# How to quickly tram a Bridgeport Mill



## HMF

http://www.neme-s.org/Shaper Books/...g Machine Parts Diagrams Series IJ and 2J.htm

"HOW TO QUICKLY TRAM A BRIDGEPORT MILL"

Extend the quill a little over 3" and lock it.
Place a 0-1" dial indicator so that it rests against the top of the quill.
Adjust the table to read a preload of 100 thousandths.
Crank the table down exactly 3" using the dial on the crank.
Multiply the reading times 3. (the indicator is now ~9" below the pivot point
of the head and you read 1/3 of that)
Adjust the head in the opposite direction the indicator moved by your figured
amount.
Check your work by doing it again, it should be dead on.
This works for both directions.


----------



## RandyM

The slow guy needs a little help on this. I can not begin to imagine how this is done. I can not visualize the quill, table, and indicator setup. HELP!


----------



## Maglin

Oh I wish I had thought of this.  This makes using a DTI and swinging around the table obsolete.  I often wonder about the flatness of my table or even the flatness of my ways since my Y ways are worn.  In the manual it says to use a machinist square on the 2 bosses on the front of the head to align it in the Y plane.  I'm going to give this a go later today to see how my dirty tram using my vise and a flycutter worked out.  That was in a pinch and did a pretty decent job of getting me square.


----------



## DMO

I haven't been able to make sense out of this either. Can someone please explain?
Dave


----------



## Tony Wells

When the quill (the shiny part that extends out when drilling) is dropped out of the main housing, it should represent a cylinder that is square (perpendicular) to the table, and parallel with the ways that support the knee. So, use a mag base on the table to hold the indicator, point it against the quill. It doesn't have to be a 1" travel indicator, but those are the most common in the shop.
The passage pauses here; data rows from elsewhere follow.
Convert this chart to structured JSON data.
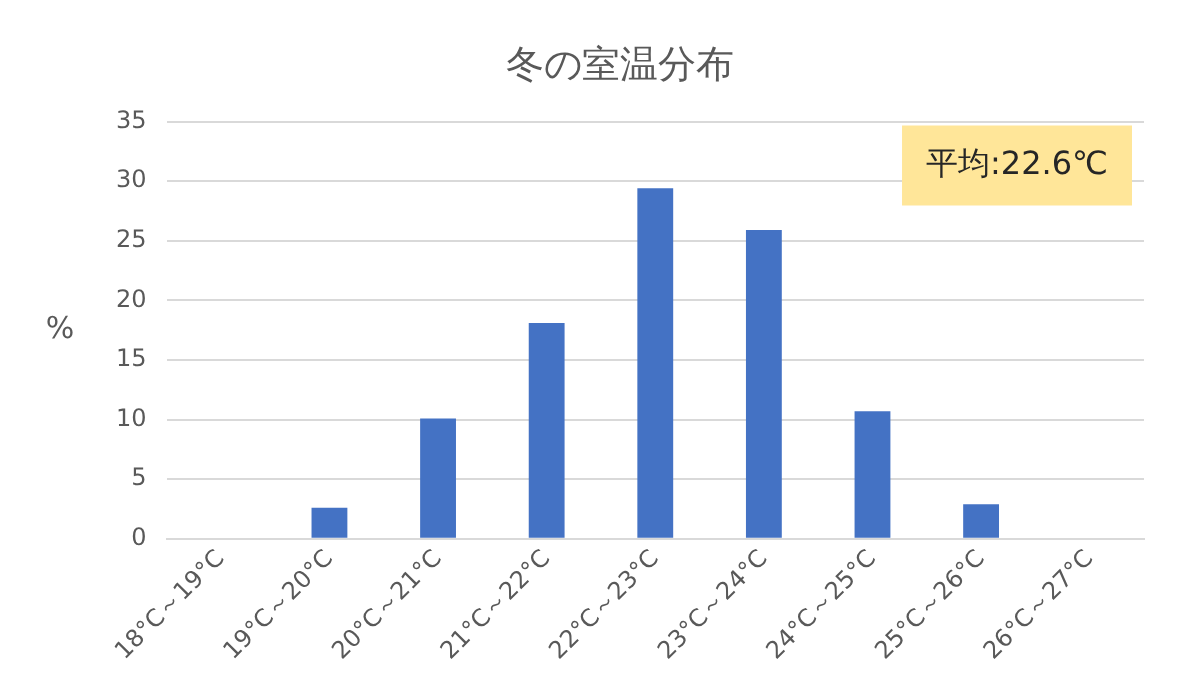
{
  "chart_data": {
    "type": "bar",
    "title": "冬の室温分布",
    "ylabel": "%",
    "categories": [
      "18°C～19°C",
      "19°C～20°C",
      "20°C～21°C",
      "21°C～22°C",
      "22°C～23°C",
      "23°C～24°C",
      "24°C～25°C",
      "25°C～26°C",
      "26°C～27°C"
    ],
    "values": [
      0,
      2.6,
      10.1,
      18.1,
      29.4,
      25.9,
      10.7,
      2.9,
      0
    ],
    "color": "#4472c4",
    "ylim": [
      0,
      35
    ],
    "yticks": [
      0,
      5,
      10,
      15,
      20,
      25,
      30,
      35
    ],
    "grid": "y",
    "legend": false,
    "annotations": [
      "平均:22.6℃"
    ]
  }
}
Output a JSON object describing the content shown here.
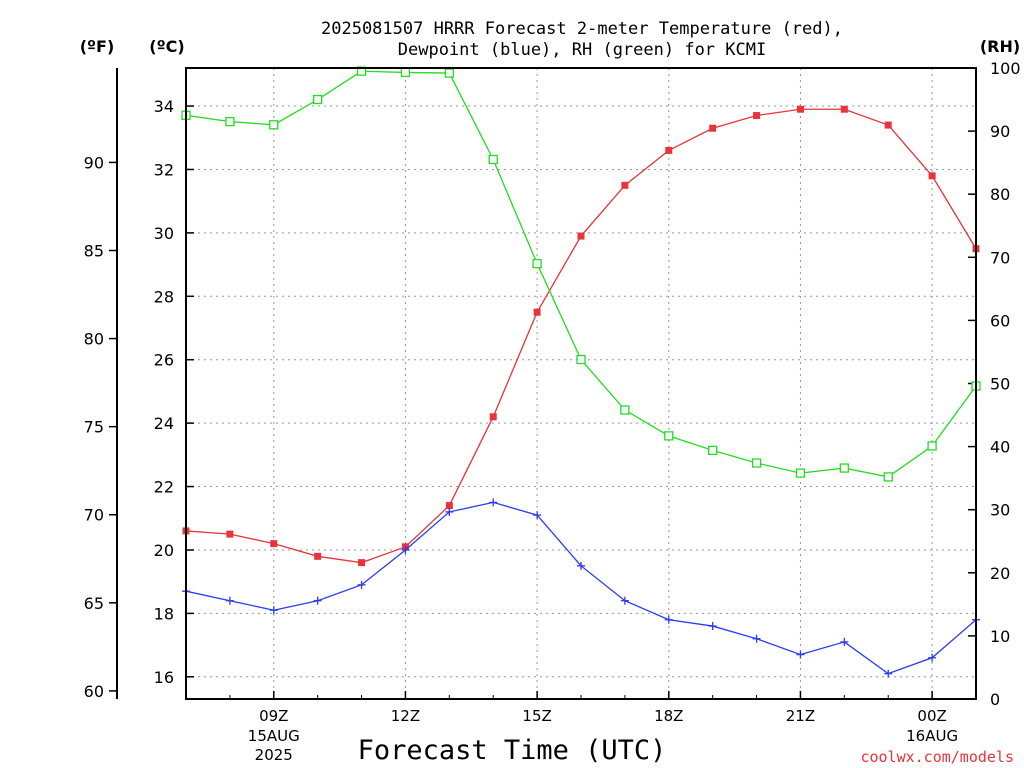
{
  "title_line1": "2025081507 HRRR Forecast 2-meter Temperature (red),",
  "title_line2": "Dewpoint (blue), RH (green) for KCMI",
  "unit_f": "(ºF)",
  "unit_c": "(ºC)",
  "unit_rh": "(RH)",
  "xlabel": "Forecast Time (UTC)",
  "credit": "coolwx.com/models",
  "chart_data": {
    "type": "line",
    "x_unit": "hours UTC, starting 07Z 15AUG 2025",
    "x": [
      "07Z",
      "08Z",
      "09Z",
      "10Z",
      "11Z",
      "12Z",
      "13Z",
      "14Z",
      "15Z",
      "16Z",
      "17Z",
      "18Z",
      "19Z",
      "20Z",
      "21Z",
      "22Z",
      "23Z",
      "00Z",
      "01Z"
    ],
    "x_range": [
      7,
      25
    ],
    "x_ticks": [
      {
        "label": "09Z",
        "date": "15AUG",
        "year": "2025",
        "x": 9
      },
      {
        "label": "12Z",
        "x": 12
      },
      {
        "label": "15Z",
        "x": 15
      },
      {
        "label": "18Z",
        "x": 18
      },
      {
        "label": "21Z",
        "x": 21
      },
      {
        "label": "00Z",
        "date": "16AUG",
        "x": 24
      }
    ],
    "y_celsius": {
      "range": [
        15.3,
        35.2
      ],
      "ticks": [
        16,
        18,
        20,
        22,
        24,
        26,
        28,
        30,
        32,
        34
      ]
    },
    "y_fahrenheit": {
      "ticks": [
        60,
        65,
        70,
        75,
        80,
        85,
        90
      ]
    },
    "y_rh": {
      "range": [
        0,
        100
      ],
      "ticks": [
        0,
        10,
        20,
        30,
        40,
        50,
        60,
        70,
        80,
        90,
        100
      ]
    },
    "grid": true,
    "series": [
      {
        "name": "Temperature (red)",
        "axis": "celsius",
        "color": "#e8343c",
        "marker": "filled-square",
        "values": [
          20.6,
          20.5,
          20.2,
          19.8,
          19.6,
          20.1,
          21.4,
          24.2,
          27.5,
          29.9,
          31.5,
          32.6,
          33.3,
          33.7,
          33.9,
          33.9,
          33.4,
          31.8,
          29.5
        ]
      },
      {
        "name": "Dewpoint (blue)",
        "axis": "celsius",
        "color": "#2b3bf0",
        "marker": "plus",
        "values": [
          18.7,
          18.4,
          18.1,
          18.4,
          18.9,
          20.0,
          21.2,
          21.5,
          21.1,
          19.5,
          18.4,
          17.8,
          17.6,
          17.2,
          16.7,
          17.1,
          16.1,
          16.6,
          17.8
        ]
      },
      {
        "name": "RH (green)",
        "axis": "rh",
        "color": "#22dd22",
        "marker": "open-square",
        "values": [
          92.5,
          91.5,
          91.0,
          95.0,
          99.5,
          99.3,
          99.2,
          85.5,
          69.0,
          53.8,
          45.8,
          41.7,
          39.4,
          37.4,
          35.8,
          36.6,
          35.2,
          40.1,
          49.6
        ]
      }
    ]
  }
}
Also, it doesn't need to be engaged by the "100 thousandths". Just some zero point. With the indicator pointed against the lower end of the quill, crank the knee up. This runs the indicator up the side of the quill cylinder. If it is parallel with the knee ways, it should be square with the table. In reality, this isn't going to be as accurate as a real sweep, IMO. Also, this should be done on the right or left side of the quill, and the front or back. If either is out of square, it will affect the process on the other axis, which is why I see no real improvement over the standard sweep, or tram, for those who prefer that term.

I can probably take a picture or two later if needed.


----------



## Pacer

I agree with Tony -- While Ive never tried this method, thinking about it seems theres little end difference than a doing a sweep -- and, I dunno, I think I'd just feel more confident in a sweep.... 

But, as with so many things, there are different ways to get results ....


----------



## DMO

Okay, thanks Tony. That clears it up for me, I wasn't even seeing it before. It does seem like some cases might require a few repeats to get it right.
Dave


----------